Recuerdo que en La Colmena, sin lugar a dudas una de las cinco mejores novelas escritas en nuestra lengua en el siglo XX, hay un personaje que se suicida porque dice que huele a cebolla de manera insoportable. Ese olor a miseria, a pobreza, a moho, a ropa vieja sudada, a habitación cerrada hace mucho tiempo, olor corrupto, olor a descomposición, ese olor que todos percibimos en la vida pública española es el mismo al que aludía Cela y que, en nuestro caso, emana del gobierno y sus adláteres tanto políticos como mediáticos o financieros. Todos huelen a cebolla, a botas de goma podridas por el uso y el sudor de los pies de quien las empleaba. Alrededor de La Moncloa hay una nube espesa que viene de los gases mefíticos que desprenden quienes la ocupan y quienes la visitan con asiduidad.

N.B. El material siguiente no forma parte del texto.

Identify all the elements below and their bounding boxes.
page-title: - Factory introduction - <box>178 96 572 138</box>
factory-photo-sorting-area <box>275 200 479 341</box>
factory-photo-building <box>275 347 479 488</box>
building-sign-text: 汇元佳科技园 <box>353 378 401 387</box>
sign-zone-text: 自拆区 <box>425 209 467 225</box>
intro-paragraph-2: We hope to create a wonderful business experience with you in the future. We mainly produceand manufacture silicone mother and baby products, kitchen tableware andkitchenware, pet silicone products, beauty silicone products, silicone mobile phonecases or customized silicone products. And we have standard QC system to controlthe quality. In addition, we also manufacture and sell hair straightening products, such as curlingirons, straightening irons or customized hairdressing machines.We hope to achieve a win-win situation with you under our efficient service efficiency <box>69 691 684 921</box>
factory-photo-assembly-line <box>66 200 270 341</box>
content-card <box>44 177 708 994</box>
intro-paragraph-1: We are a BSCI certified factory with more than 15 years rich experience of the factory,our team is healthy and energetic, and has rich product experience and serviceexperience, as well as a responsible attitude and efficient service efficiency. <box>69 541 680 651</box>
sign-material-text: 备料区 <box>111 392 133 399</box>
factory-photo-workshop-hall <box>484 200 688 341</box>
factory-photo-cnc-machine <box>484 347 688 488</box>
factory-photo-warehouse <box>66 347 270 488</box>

Si en los tiempos del Rey Sol la nobleza intentaba tapar su hedor a carroña debido a su suciedad corporal a base de perfumes, lo que producía una peste increíblemente mayor, Sánchez está intentando hacer lo mismo con la pestilencia que desprenden todos los casos de corrupción que están afectando tanto a su gobierno como a su partido e incluso a su círculo familiar más íntimo. Hoy nos echa por encima el perfume de las viviendas públicas que dice que construirá, mañana nos hablará de la corrupción de la derecha y pasado del tambor de Almanzor que se perdió en Calatañazor por culpa de Abascal, como todo el mundo sabe. Pero sus intentos son vanos, porque incluso aquellos que hasta ahora no se le despegaban, no fuera caso que incurriesen en las iras del Número «1», ahora se distancian. Es la peste, el hedor, es lo insostenible que se ha vuelto ese zombi político que es Sánchez, aunque él no se haya dado cuenta todavía. En esa gacetilla llamada País lo han entendido a la perfección y marcan unas distancias hasta ahora impensables, igual que en los programas de la zurda donde meterse con algunos ministros hasta ahora intocables ya es permisible e incluso hacer alguna que otra gracieta con el líder máximo de la revolución socialista.
Nadie puede soportar una vida aherrojada a la montaña de estiércol que Sánchez ha construido. Ése es el problema de España, no la máquina del fango, sino la del estiércol, la que el presidente ha alimentado año tras año. Y ahora nadie la quiere oler más, ni siquiera Begoña a la que hace días que no se la ve. Todos se separan de ese líder que huele mal, francamente mal. Y los depredadores de su bando saben que ese olor es el del cadáver político, el de aquel que está pudriéndose en vida. De ahí que huela como huele, de ahí que muchos empiecen, aunque de manera más o menos sutil, a retirarse. Porque los primeros interesados en no oler mal de cara al futuro son, precisamente, los que más cerca han estado de él. No tienen intención de suicidarse políticamente y por eso huyen como del diablo de olores nauseabundos. Podemos decirlo ya sin temor a equivocarnos lo más mínimo: Sánchez huele a cebolla. Y su entorno lo sabe.